These days you have to create something pretty compelling to ask 300 bucks for an iPod speaker dock, and iHome delivers with its iP1. A dramatic departure not only from the company's previous designs, but iPod speaker docks in general, it features audio enhancement technology developed by record producer and sound engineer Tony Bongiovi, cofounder of Bongiovi Acoustics. Although the $299 price tag may seem off-putting at first, the iP1's studio-grade sound quality and innovative design more than justify the expense.
For the most part, iPod dock designs tend to forget about an integral part of the device--the iPod itself. With the exception of a few Altec Lansing models, most docks look like the placement of the iPod is an afterthought. Past iHome docks such as the iH12 and JBL docks such as the On Time 400IHD stick the iPod on top of the device, like a bad cake topper. In contrast, the iP1 doesn't look complete until an iPod is placed on it.
The design of the iP1 is incredibly sparse, yet also futuristic. The iPod sits front and center, and is flanked on either side by two 4-inch, 40-watt woofers and two 1-inch, 10-watt tweeters in the upper corners. The black metal grilles covering the woofers can be removed and replaced with understated black rims that leave the speaker cones exposed.
The four speakers and the dock are encased in a half-inch thick slab of smoked acrylic at the front of the iP1. Without any side or back encasement, the dock has a very 3D look to it. Sound is created through vibrations in the air, and the openness of the iP1 gives you the sense that you're actually seeing sound created.

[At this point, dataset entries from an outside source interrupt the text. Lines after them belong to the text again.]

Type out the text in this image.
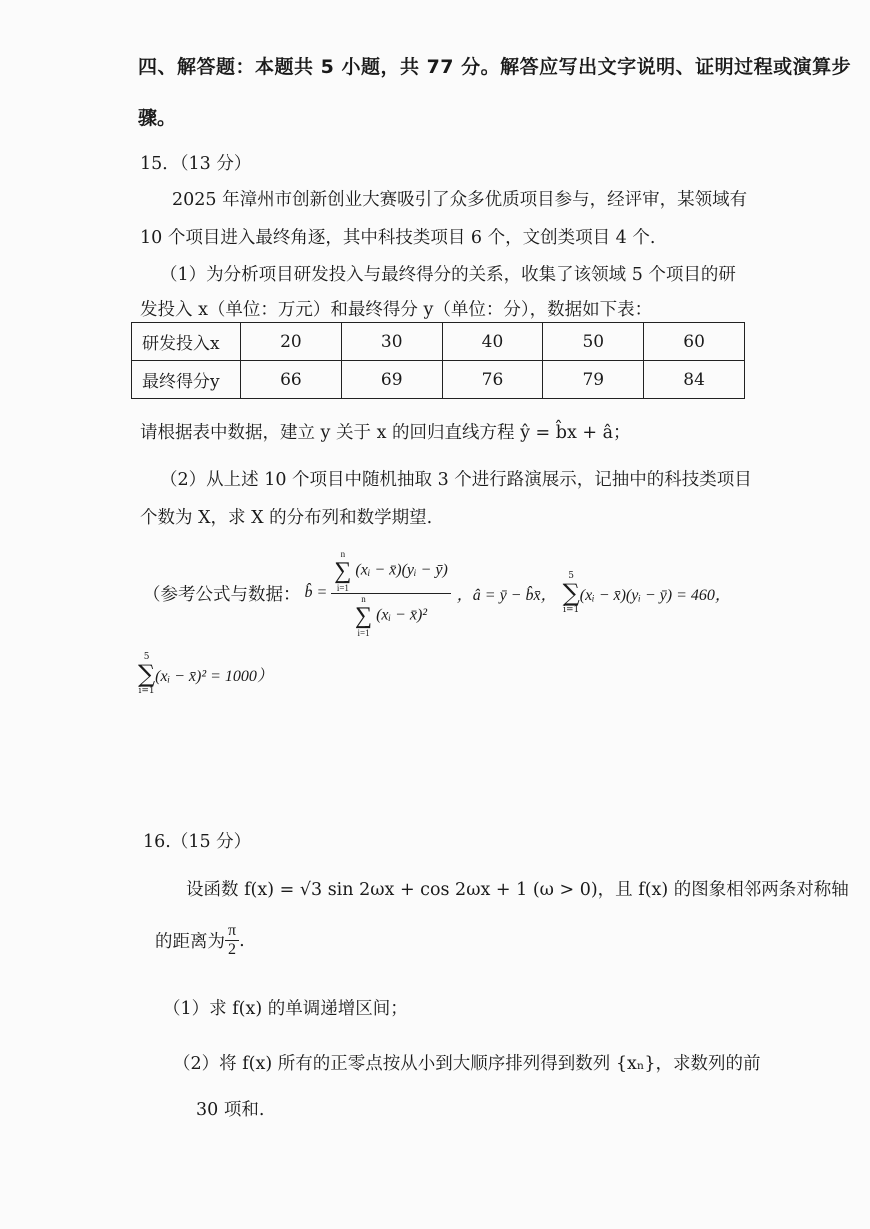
四、解答题：本题共 5 小题，共 77 分。解答应写出文字说明、证明过程或演算步
骤。
15．（13 分）
2025 年漳州市创新创业大赛吸引了众多优质项目参与，经评审，某领域有
10 个项目进入最终角逐，其中科技类项目 6 个，文创类项目 4 个.
（1）为分析项目研发投入与最终得分的关系，收集了该领域 5 个项目的研
发投入 x（单位：万元）和最终得分 y（单位：分），数据如下表：
研发投入x	20	30	40	50	60
最终得分y	66	69	76	79	84
请根据表中数据，建立 y 关于 x 的回归直线方程 ŷ = b̂x + â；
（2）从上述 10 个项目中随机抽取 3 个进行路演展示，记抽中的科技类项目
个数为 X，求 X 的分布列和数学期望.
（参考公式与数据： b̂ = n
∑
i=1
(xᵢ − x̄)(yᵢ − ȳ)
n
∑
i=1
(xᵢ − x̄)² ，â = ȳ − b̂x̄，
5
∑
i=1
(xᵢ − x̄)(yᵢ − ȳ) = 460，
5
∑
i=1
(xᵢ − x̄)² = 1000）
16.（15 分）
设函数 f(x) = √3 sin 2ωx + cos 2ωx + 1 (ω > 0)，且 f(x) 的图象相邻两条对称轴
的距离为 $\frac{\pi}{2}$ .
（1）求 f(x) 的单调递增区间；
（2）将 f(x) 所有的正零点按从小到大顺序排列得到数列 {xₙ}，求数列的前
30 项和.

At 7.9 inches deep, 6.9 inches high, and 16.3 inches wide, we had no problem finding a place for the iP1. Because it's not encased in a cabinet, it won't work as a bookend. But with such a head-turning design, we wouldn't want to tuck this baby in a corner anyway. The iP1 weighed in at 9.0 pounds on our in-house scale, which is heavy for a speaker dock. However, the iP1 isn't meant to be hauled around to different rooms in your house. Besides, it's loud enough to hear in a large room, or even in adjacent spaces.
The iP1 has four simple buttons: Power, Volume down, Volume up, and the B button, which activates the Digital Power Station (DPS) audio enhancement. Also gone from this iPod-certified dock are the interchangeable inserts meant to accommodate various iPod/iPhone models. Instead, there is a knob on the rear of the dock which adjusts a small bumper to properly support different Apple devices. As we frequently switch between an iPod nano and an iPod classic, this is a very welcome change, because it eliminates fumbling around for the correctly sized insert. The iP1 is also certified as Works with iPhone, which translates to no irritating GSM buzz interfering with your tunes. A thin remote ably handles the bulk of the iP1's controls, including navigating the iPod and changing the bass and treble levels.

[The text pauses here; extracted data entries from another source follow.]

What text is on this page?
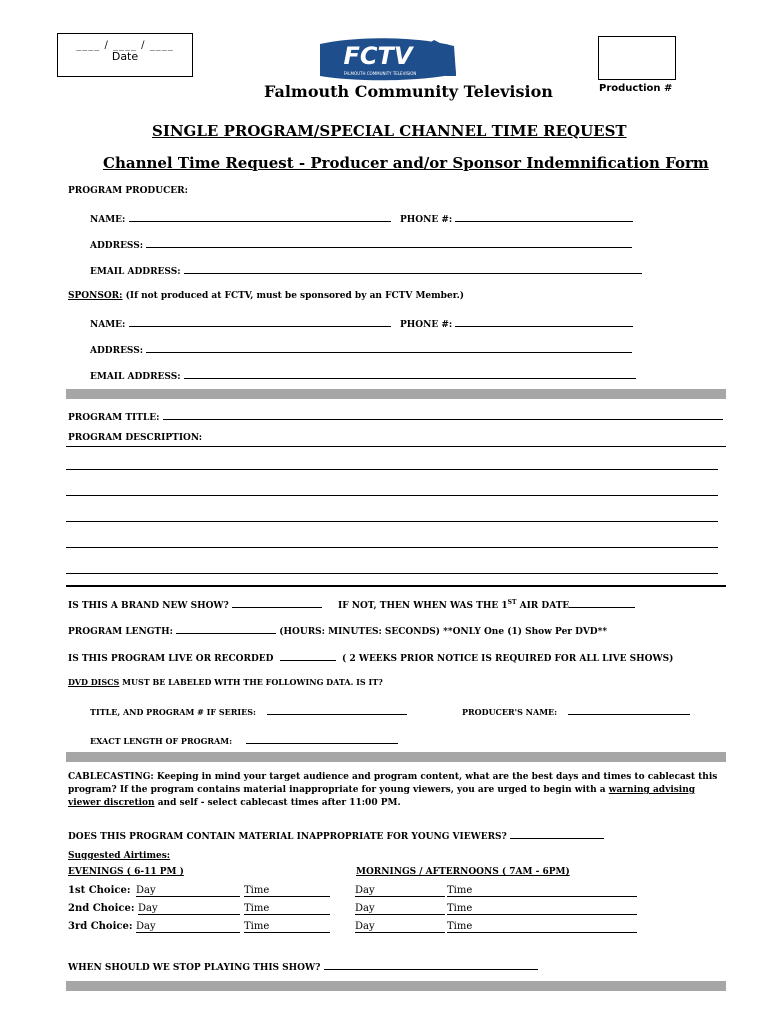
____ / ____ / ____
Date	FCTV
FALMOUTH COMMUNITY TELEVISION
Falmouth Community Television	Production #
SINGLE PROGRAM/SPECIAL CHANNEL TIME REQUEST
Channel Time Request - Producer and/or Sponsor Indemnification Form
PROGRAM PRODUCER:
NAME:	PHONE #:
ADDRESS:
EMAIL ADDRESS:
SPONSOR: (If not produced at FCTV, must be sponsored by an FCTV Member.)
NAME:	PHONE #:
ADDRESS:
EMAIL ADDRESS:
PROGRAM TITLE:
PROGRAM DESCRIPTION:
IS THIS A BRAND NEW SHOW?	IF NOT, THEN WHEN WAS THE 1ST AIR DATE
PROGRAM LENGTH:	(HOURS: MINUTES: SECONDS) **ONLY One (1) Show Per DVD**
IS THIS PROGRAM LIVE OR RECORDED	( 2 WEEKS PRIOR NOTICE IS REQUIRED FOR ALL LIVE SHOWS)
DVD DISCS MUST BE LABELED WITH THE FOLLOWING DATA. IS IT?
TITLE, AND PROGRAM # IF SERIES:	PRODUCER'S NAME:
EXACT LENGTH OF PROGRAM:
CABLECASTING: Keeping in mind your target audience and program content, what are the best days and times to cablecast this
program? If the program contains material inappropriate for young viewers, you are urged to begin with a warning advising
viewer discretion and self - select cablecast times after 11:00 PM.
DOES THIS PROGRAM CONTAIN MATERIAL INAPPROPRIATE FOR YOUNG VIEWERS?
Suggested Airtimes:
EVENINGS ( 6-11 PM )	MORNINGS / AFTERNOONS ( 7AM - 6PM)
1st Choice: Day	Time	Day	Time
2nd Choice: Day	Time	Day	Time
3rd Choice: Day	Time	Day	Time
WHEN SHOULD WE STOP PLAYING THIS SHOW?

In iHome's quest to create a premium device, they thankfully didn't stop at looks alone. The iP1 uses Bongiovi Acoustics DPS to restore the high- and low-end frequencies that are often lost when a song is converted into, say, a 128-kbps MP3. The result? The best-sounding iPod dock we've heard.
The B button actives DPS audio enhancement and, quite frankly, there's no reason to ever turn it off. With the B button deactivated, Interpol's "PDA"--encoded at 128 kbps--sounded flat, without much distinction between the instruments. Activating the B button gave the song back its punchy bass line, along with high-range guitars and cymbals.
We also tested the iP1 with a few AAC-formatted Smashing Pumpkins songs from a scratched CD that were encoded at 128 kbps, as well as AAC-formatted songs downloaded from iTunes at both 128 kbps and 256 kpbs (which are typically ripped from the master recordings). Bobby Darin's classic "Mack the Knife" sounded full and alive. While the horns in this song flirted with distortion, they never actually distorted. The bass was noticeably present in the mix, but not overpowering. We even heard the piano in the back, an element we hadn't previously noticed.
Likewise, the strings in Coldplay's "Viva la Vida" stood out more than ever before. They were full, bright, and more of a focal point in the song than during previous experiences with other docks. We also heard a church-like bell in the song stand out more prominently than before. Complimenting the high and midrange sounds, the persistent bass line emphatically made itself known in the mix; although it threatened to become overpowering in bass-heavy songs like Radiohead's "Idioteque," it never drowned out other elements in the song. We appreciated the extra oomph because this dock provided a live performance feel.
The iP1 has component video outputs, but unfortunately, the cables are not included. When we hooked the dock up to a 32-inch Samsung HDTV and played a standard definition episode of Trauma from an iPod touch, the video looked decent; there were a few jagged edges, but it was definitely watchable.
iPod docks are nothing new, but iHome has set a new standard with the iP1. At $299, this device will not fit in everyone's budget, but with its forward-thinking design and superb sound, this is the iPod dock to beat.